Yes, I was sick for 2 years with this,, coughing up blood , getting recurrent bronchitis and pneumonia, and it didn't phase him, guess he felt no guilt continuing to talk to other women.

My son is in the Army so he gets his school paid for. My daughter is getting financial aid ( having a child helps her).

I'm not sure on the spousal support because our 10 years isn't until August, so not sure if most of that goes along with having to be married at least 10 years.


----------



## EleGirl (Dec 3, 2011)

With your health problems you do really need to talk to a lawyer. They will take thinks like the length of your marriage and your health into consideration. It sounds like you have some serious issues.

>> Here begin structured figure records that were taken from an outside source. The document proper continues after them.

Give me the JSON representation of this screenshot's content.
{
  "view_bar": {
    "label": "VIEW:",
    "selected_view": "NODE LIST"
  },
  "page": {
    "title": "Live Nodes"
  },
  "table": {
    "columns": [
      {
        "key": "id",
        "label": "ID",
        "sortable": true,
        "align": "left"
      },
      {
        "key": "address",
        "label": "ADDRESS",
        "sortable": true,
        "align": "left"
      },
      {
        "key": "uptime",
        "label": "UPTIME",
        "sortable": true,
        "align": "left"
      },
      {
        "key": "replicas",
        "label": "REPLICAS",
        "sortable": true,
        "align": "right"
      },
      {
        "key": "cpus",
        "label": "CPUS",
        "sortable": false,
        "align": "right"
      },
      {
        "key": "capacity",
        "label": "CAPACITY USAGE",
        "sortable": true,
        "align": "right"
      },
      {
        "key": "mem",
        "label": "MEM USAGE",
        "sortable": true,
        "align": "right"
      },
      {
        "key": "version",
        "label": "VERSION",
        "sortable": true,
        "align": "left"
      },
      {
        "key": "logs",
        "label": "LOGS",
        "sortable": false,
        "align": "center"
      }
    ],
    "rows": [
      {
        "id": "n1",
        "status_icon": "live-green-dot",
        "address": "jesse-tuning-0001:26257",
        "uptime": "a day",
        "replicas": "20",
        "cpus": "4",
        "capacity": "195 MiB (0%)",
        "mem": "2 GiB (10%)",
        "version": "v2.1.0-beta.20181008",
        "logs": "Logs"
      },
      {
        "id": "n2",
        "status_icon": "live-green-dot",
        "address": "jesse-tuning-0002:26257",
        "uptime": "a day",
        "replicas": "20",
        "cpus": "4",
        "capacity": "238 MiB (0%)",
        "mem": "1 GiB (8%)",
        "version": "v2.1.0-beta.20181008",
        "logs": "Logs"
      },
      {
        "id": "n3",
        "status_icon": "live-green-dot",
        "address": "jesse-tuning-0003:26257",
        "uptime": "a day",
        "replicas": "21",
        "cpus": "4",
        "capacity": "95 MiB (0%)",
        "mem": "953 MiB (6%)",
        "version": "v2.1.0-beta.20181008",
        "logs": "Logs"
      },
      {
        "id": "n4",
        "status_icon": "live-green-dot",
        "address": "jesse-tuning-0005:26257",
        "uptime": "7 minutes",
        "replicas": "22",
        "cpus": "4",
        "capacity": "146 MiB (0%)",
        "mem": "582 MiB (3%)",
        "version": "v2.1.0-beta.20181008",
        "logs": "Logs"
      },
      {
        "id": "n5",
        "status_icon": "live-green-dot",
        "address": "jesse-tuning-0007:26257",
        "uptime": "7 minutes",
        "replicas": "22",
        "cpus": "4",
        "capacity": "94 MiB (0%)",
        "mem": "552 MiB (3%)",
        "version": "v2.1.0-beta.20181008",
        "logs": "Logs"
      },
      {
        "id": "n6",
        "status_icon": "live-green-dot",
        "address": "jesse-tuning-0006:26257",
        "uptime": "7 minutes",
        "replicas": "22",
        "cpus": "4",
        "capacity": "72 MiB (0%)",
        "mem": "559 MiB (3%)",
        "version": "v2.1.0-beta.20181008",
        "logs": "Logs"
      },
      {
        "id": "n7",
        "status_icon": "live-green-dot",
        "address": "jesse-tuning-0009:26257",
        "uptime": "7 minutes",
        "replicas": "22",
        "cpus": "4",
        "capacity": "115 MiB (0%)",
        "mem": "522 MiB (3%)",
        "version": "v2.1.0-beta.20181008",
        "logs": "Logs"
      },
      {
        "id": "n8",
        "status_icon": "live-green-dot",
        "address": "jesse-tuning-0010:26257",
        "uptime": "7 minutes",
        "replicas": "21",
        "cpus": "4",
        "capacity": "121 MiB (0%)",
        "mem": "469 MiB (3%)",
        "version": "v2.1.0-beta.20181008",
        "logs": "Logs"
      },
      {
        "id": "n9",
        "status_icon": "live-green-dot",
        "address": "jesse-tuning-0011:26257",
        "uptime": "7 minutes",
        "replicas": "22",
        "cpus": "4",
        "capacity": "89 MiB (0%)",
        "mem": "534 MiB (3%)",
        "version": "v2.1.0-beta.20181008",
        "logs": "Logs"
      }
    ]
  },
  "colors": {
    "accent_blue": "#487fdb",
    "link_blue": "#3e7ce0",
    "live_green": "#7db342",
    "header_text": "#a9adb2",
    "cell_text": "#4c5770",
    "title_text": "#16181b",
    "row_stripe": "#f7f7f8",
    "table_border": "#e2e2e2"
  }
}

Spousal Support and Other Marital Rights — Ohio Legal Services

Do the doctors think you will be able to go back to work?


----------



## Numb in Ohio (Oct 31, 2011)

I am released to go back to work next Monday. I have to do a lot of lifting, so hope I'm not going back too soon. Hoping it will help me keep busy and not sit at home just dwelling on things.. I tend to obsess over things...
( so much for my afternoon naps) 

I think he knows something is up, because I haven't been very talkative when he calls,, and I don't call him very often like I used to. 

Getting ready to check out the link you put up for me.


----------